In contrast to consumer ABS, residential mortgage-backed securities – which have not had the benefit of TALF support – still look to be languishing. US government agency-backed RMBS issuance has picked up dramatically during the course of the year, but most of this has been purchased by the Federal Reserve itself.
Issuance of non-agency US RMBS, on the other hand, has been slim to non-existent so far this year.
While prices have rallied by between 40% to 50% for originally triple-A rated non-agency RMBS securities from their March lows of around 76 cents on the dollar – mostly driven by repackaging of existing deals and an improvement in general market conditions – the prospects for this market continue to look weak. This is unsurprising given the dire performance of the collateral underlying much of this asset class and the uncertain outlook for the housing market.
“The performance expectations on MBS collateral was 10 times higher than realised,” says Flanagan. “The response from the rating agencies has been to increase the equity tranche so it is more expensive to do that type of securitisation. Spreads are so wide that it is hard to make the economics work on non-agency securitisation. You currently get 93 cents on the dollar on every loan originated if you securitise it, which is non-economic.”
The CMBS market has also seen virtually no issuance this year. To date there have only been three or four new deals in the US, totalling some $1bn, a drop in the ocean against the roughly $200bn figure two years ago. Still, there are mitigating circumstances. The first TALF subscription for new issue CMBS only came in in July, hence the impact of the programme will take longer to surface. Participants expect the first batch of TALF-eligible new CMBS issues to hit the market in October, and these should spur the market into further activity in the fourth quarter.

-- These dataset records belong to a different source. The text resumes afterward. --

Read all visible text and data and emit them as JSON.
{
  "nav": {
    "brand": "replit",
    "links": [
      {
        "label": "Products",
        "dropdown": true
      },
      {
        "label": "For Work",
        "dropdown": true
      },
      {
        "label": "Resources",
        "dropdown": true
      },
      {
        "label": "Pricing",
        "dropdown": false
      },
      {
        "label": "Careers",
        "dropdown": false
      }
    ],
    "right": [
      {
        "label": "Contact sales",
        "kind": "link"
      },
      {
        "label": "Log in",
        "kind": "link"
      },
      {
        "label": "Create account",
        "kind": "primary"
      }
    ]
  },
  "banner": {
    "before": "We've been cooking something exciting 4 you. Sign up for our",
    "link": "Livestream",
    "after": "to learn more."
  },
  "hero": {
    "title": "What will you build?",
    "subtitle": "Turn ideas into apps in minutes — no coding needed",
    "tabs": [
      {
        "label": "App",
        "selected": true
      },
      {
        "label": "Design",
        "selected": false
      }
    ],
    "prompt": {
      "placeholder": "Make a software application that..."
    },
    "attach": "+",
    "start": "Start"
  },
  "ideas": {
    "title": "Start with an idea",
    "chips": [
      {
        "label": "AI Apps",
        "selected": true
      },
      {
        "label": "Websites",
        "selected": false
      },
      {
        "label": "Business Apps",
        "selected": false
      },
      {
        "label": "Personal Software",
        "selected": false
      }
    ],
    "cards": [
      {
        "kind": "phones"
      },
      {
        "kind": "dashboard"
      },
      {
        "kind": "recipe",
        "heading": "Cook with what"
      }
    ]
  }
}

Despite the dearth of new issuance, spreads on back-end super-senior deals have come in substantially, from around 1200bp over Treasuries last year to inside 600bp currently, and hopes remain that the programme will have a stabilising impact on the business.
Jeffrey DeBoer, president and chief executive of The Real Estate Roundtable, a US commercial real estate association, believes that the extension to the TALF date should enable the CMBS markets to start moving.
“Due to the long lead-time necessary to assemble TALF-eligible CMBS transactions, it was important to extend the programme’s remaining term to address the massive credit shortfall to the sector,” says DeBoer. “With this extension, we are optimistic that an increased number of CMBS securitisations will take place under TALF, and the programme will facilitate the return of an active securitisation market.”
Normal service not yet resumed
Despite all the optimism engendered by the TALF, the securitisation market has not returned to what participants would consider a state of normality, and may not for a long time yet, according to some observers.
Andy Nybo, head of derivatives at financial markets research and strategic advisory firm Tabb Group, says that confidence is likely to take a long time to recover: “The issue in the securitisation market is one of confidence in the assets underlying the pools,” he says. “Given the shoddy and loose credit practices that contributed to the financial crisis last year, the confidence of investors was badly shaken and possibly destroyed for ever.”
Indeed some propose that the TALF should be extended beyond the already agreed extension date next year.
“I think the TALF should be in place for as long as it takes and this may not be the only extension,” says Alexander Batchvarov, head of international structured product research at Bank of America Merrill Lynch in London. Clearly the securitisation market is not able to stand on its own two feet just yet.